Jackie and Caroline and John went off to live their lives in the shadowed wings of the great stage, but Bobby Kennedy and his brother Ted stayed in the center. The Kennedy clan marched on, and I watched as Bobby, the new Senator from New York, healed one more time from family tragedy and with mounting enthusiasm pointed himself toward the White House.

I was awakened by a phone call early one morning in 1968, and a friend in the White House told me that Bobby had been shot. We plunged back into that abyss of mourning not only for a life lost and a family devastated again, but for a promise never fulfilled in our national life.

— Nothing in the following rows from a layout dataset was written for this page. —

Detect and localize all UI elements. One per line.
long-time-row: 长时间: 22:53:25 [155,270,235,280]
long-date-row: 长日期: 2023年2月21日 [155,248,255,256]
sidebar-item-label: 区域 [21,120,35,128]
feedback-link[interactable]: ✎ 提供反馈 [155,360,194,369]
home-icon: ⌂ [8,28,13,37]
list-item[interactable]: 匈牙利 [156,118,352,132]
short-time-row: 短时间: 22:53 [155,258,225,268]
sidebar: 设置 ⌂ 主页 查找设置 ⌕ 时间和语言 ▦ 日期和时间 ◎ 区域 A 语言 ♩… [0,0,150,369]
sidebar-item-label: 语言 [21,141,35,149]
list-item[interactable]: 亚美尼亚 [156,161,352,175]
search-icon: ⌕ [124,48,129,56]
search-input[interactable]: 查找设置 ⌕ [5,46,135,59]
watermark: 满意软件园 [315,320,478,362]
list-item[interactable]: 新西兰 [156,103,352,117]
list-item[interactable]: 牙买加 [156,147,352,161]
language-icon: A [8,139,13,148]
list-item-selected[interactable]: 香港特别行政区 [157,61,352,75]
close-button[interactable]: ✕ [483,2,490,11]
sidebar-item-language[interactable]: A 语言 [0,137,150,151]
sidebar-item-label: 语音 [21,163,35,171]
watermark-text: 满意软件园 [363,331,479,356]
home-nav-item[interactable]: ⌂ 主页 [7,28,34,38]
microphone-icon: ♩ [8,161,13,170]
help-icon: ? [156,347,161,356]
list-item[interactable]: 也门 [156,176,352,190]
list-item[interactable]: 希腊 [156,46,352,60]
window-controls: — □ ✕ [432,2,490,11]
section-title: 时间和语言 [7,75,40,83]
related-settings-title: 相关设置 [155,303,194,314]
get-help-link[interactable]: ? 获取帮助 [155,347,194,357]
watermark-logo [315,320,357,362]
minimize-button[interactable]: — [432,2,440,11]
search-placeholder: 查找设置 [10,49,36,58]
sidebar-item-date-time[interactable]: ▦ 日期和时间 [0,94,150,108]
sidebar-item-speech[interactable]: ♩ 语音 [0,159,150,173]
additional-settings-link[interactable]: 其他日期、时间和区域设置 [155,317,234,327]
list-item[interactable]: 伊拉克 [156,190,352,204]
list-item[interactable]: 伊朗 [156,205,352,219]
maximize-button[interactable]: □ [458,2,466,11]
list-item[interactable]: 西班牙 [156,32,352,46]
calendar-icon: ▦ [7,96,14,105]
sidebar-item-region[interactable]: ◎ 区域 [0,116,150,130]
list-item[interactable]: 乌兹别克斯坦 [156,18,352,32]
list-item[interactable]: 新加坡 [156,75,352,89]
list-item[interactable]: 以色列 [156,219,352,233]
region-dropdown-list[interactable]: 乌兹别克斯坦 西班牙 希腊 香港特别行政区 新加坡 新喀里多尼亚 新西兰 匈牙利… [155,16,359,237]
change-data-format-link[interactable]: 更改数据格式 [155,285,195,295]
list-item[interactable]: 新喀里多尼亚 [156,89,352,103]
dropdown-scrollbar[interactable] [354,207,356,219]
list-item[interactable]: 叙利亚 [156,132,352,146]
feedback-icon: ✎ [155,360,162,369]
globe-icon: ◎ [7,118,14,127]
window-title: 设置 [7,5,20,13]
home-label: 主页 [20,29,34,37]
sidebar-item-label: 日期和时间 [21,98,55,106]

And now John. He was not a figure of power like his father, somebody to be hated because of his political persuasion. Nor did he have that reckless streak in him that Bobby had, which compelled the uncle to fly through hailstorms for political appointments or dive into dangerous seas to get ashore faster. He was John-John, a normal kid turned young man turned adult who was sensible and kind and concerned, but burdened with the great Kennedy legend and the world with its nose pressed against his windows.

There will always be the warm memories. I was in the Oval Office one day back then, and when I walked up to the President’s desk I heard giggling and thumping underneath. John-John was in what he called his cave. Once when he peeked out and White House photographers got the picture, there was another image that traveled around the world: the reduction of great power to its simplest ingredient, a tiny boy exploring his world from the ground up.

Though we did not always see the pictures of John-John that were taken backstage by Captain Cecil Stoughton, the official White House photographer, we heard the stories of the young ham. When he lost a front tooth, he proudly looked up at Stoughton to show the great gap. Indeed, Stoughton and John-John became buddies of a sort. The photographer knew a good subject when he saw one and realized that someday history would treasure those images. John-John liked the captain’s company, so much so that often when he saw Stoughton he would squeal, “Take my picture Taptain Toughton.” And once when Stoughton had snapped a frame of John-John playing with a rabbit, he asked if the boy would take a picture of him with the rabbit. John-John took the camera with relish and clicked the shutter like a pro. In Stoughton’s book The Memories, that one is the only photograph that the captain did not take. It is now another fragment of the profound Kennedy story of promise and fun and unfathomable sadness.